Arpia - Balance Zero LP

Sale price $12.50 Regular price $25.00

1990 Italian Doom / Prog Rock, their third demo. Recommended for fans of Paul Chain et al. 

Label Description:

After the second demo "Resurrezione e Metamorfosi", the absolute lyricism could not, at this point, have other evolutionary stages, therefore the next phase of transition towards more direct sounds and texts more adherent to reality, develops in a much shorter work entitled "Bianco Zero", which is much more matter of fact- stripping itself of all precursors, insinuations and starting points that would box the band into a specific lineage. A more brooding, heavier "Bianco Zero" doesn't need an hour to make the point, but resolves the expressions in 20 minutes. In the band's own words:

With "Bianco Zero" Arpia accomplishes a real revolution which, from the heights of the tragic "de lusioni", passing through the complex transformation of “Resurrezione e Metamorfosi”, descends into the horizon of reality, into "bianco" and "zero" of the flesh, of the act and of the choice.
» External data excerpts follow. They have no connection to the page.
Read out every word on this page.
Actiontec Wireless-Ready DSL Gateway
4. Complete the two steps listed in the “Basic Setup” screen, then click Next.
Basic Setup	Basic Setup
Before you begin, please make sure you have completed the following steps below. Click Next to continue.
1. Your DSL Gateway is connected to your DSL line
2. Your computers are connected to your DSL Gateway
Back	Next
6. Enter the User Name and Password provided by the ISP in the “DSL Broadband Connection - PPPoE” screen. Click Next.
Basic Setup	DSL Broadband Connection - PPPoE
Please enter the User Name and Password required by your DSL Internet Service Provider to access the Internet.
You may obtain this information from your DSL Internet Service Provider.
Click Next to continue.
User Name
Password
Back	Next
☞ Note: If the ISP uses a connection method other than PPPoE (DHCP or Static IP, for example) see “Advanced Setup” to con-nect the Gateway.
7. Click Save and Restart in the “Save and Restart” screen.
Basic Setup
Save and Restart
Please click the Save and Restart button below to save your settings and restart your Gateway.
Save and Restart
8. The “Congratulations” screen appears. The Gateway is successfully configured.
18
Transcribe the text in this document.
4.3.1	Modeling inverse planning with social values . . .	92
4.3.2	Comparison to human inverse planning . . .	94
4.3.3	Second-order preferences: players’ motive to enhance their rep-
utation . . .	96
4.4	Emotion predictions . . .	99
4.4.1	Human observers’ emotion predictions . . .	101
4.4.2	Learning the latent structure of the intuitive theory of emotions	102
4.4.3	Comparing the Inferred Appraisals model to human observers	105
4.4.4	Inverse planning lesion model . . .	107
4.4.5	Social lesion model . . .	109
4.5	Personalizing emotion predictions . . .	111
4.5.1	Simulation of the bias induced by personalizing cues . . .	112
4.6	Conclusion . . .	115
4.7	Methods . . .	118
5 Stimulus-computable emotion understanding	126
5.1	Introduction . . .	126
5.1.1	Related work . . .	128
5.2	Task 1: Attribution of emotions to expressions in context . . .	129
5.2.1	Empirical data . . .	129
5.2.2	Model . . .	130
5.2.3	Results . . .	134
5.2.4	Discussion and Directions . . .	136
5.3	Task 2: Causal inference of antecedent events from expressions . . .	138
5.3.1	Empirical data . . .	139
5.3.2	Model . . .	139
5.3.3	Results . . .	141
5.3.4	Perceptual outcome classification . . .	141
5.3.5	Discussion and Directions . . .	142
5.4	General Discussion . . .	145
Composed and recorded in 1989, the year of discrimination of the Twentieth century, it represents a real act of challenge and opposition to the trends already present from the beginning of the eighties and which will lay the foundations for what we still define as the era of globalization and the commodification of art and culture. In this sense, the reassertion of the Italian language within the classic-progressive structures of Doom, in an attempt to recover the song form in a personal way, lays the foundations of what will be the subsequent developments of the line undertaken with the release of the first official album of the group: “Liberazione,” released in the mid-nineties, in a drastically changed cultural and musical context.

With "Bianco Zero" closes the triad of compositions born in the crucible of the Italian rock and underground movement of the Eighties, recorded independently and captured on the poor original support of the cassette. The restoration and publication on vinyl of these works today has the merit of recovering and bringing to light a world apparently submerged but still extremely alive and fertile in developments in a moment, such as the present one, which appears more and more clearly as the junction of a epoch.